Василий пересидел страшное время в обители Сергия. Это пошло ему на пользу. За время пребывания в Орде, бегства, мытарств по чужим землям вера в душе Василия притупилась, ушла на второй план, остыла. Это не укрылось от проницательного взгляда Сергия и он, посчитав, что Господь сам направил Василия к нему для исцеления души, приложил много усилий, чтобы тлевший огонек разгорелся вновь. Желание жениться на Софье, Сергий тоже одобрил. Этот добрый, уже состарившийся человек ничего не желал так сильно, как воцарение мира на всей земле. Даже неразумных муравьев жалело его доброе сердце, если постигало их дом бедствие в виде пожара или разорения каким-либо зверем. А что уж говорить о людском племени! Видеть, как истребляют друг друга созданные по образу и подобию Божию, было слишком тяжко для его сердца. Василий внимал всем словам мудрого старца с почтением, даря тому надежду, что слова его не канут в лету, а прорастут в сердце и дадут богатый урожай.

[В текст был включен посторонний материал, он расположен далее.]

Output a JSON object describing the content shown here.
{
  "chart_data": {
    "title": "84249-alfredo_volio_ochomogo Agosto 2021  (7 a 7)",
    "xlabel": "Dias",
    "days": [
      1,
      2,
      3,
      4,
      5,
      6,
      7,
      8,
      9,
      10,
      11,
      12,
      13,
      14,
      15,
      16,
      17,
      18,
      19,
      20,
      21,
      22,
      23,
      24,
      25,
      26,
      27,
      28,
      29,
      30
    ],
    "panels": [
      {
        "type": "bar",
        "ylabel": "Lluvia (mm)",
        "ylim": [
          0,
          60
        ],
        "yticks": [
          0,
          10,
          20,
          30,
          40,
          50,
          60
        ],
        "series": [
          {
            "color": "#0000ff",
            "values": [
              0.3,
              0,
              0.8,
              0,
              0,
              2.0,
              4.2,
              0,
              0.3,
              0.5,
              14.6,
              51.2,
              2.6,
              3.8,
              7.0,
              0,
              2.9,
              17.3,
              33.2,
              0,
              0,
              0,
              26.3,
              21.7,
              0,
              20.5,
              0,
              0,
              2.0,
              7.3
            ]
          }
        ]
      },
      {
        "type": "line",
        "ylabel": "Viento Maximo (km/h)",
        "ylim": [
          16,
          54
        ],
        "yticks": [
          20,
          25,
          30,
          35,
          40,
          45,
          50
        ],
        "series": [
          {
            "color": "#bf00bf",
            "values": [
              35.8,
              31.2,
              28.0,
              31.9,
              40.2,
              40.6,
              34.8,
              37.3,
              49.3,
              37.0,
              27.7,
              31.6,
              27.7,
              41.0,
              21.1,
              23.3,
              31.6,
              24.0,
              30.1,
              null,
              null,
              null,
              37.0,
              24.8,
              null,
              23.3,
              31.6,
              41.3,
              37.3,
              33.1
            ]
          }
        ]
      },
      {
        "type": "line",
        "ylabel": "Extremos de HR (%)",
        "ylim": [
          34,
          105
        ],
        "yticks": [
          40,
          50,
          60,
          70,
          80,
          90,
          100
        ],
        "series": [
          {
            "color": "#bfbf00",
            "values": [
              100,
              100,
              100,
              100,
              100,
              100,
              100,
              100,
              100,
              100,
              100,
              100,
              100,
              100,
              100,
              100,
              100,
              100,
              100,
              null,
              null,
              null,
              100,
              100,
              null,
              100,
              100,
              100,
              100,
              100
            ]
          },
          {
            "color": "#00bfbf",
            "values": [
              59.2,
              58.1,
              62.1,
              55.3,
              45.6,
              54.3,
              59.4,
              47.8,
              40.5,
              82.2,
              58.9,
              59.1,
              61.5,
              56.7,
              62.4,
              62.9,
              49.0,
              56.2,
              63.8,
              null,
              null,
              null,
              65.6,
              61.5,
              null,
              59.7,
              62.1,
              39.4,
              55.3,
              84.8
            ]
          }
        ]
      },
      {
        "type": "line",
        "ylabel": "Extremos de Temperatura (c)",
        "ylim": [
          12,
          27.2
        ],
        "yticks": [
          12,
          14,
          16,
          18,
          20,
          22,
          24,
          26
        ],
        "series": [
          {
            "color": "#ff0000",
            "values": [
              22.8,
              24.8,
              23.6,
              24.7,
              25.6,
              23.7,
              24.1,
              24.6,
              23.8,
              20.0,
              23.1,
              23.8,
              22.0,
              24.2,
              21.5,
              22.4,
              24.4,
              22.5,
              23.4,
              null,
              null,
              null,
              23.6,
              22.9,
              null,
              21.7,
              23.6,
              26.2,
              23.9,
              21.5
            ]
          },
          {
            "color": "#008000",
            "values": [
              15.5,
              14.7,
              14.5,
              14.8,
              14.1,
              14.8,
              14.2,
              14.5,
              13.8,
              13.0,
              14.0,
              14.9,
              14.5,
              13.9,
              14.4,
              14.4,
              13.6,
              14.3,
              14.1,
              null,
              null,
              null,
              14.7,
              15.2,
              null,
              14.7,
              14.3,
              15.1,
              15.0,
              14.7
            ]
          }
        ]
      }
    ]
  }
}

Когда Василий получил весть о том, что чума ушла из Москвы, он торопливо распрощался с Сергием и поспешил домой. Какими увидит он мать, братьев и сестер после долгой разлуки? Иногда ловил себя на мысли, что их образы стираются в памяти, видятся словно сквозь дымку. Наверное и они его постепенно забывают, а кто-то может и не слишком обрадуется его приезду?! Василий, уже успевший повидать в жизни многое, прекрасно понимал, что такое жажда власти, толкавшая людей на мерзкие поступки, заставляющая отца восставать против сына, а брата поднимать меч на брата. Он не желал этого. Будет на то воля отца, уступит княжество любому из братьев, лишь бы сохранить мир. Однако в глубине души, все же сидела греховная мысль, что лучше него наследника отцу не сыскать, что он более всего достоин править Московским княжеством! Он гнал эту мысль от себя. Отец был еще не стар и, даст Бог, проживет еще долгие годы, но все равно возвращался к своим думам, словно больной зуб языком трогал.
-Василий! - мать бросилась его обнимать.
Она показалась ему меньше, чем была, хрупче. Только большие голубые глаза смотрели все с той же любовью.
-Вернулся! - всхлипывала она, не желая отпускать сына из своих объятий.
Василию даже сделалось неловко, ведь вокруг было много народа. За спиной матери он видел знакомые, и одновременно словно чужие, лица братьев и сестер. Младших он вовсе не знал - они родились в его отсутствие. Широкое одеяние матери подсказало ему, что меньших в семье скоро еще прибавится.
Мать наконец отступила. Василий видел вокруг лишь радостные лица и самому стало радостно. Наконец он дома, там где его место, там где его родина!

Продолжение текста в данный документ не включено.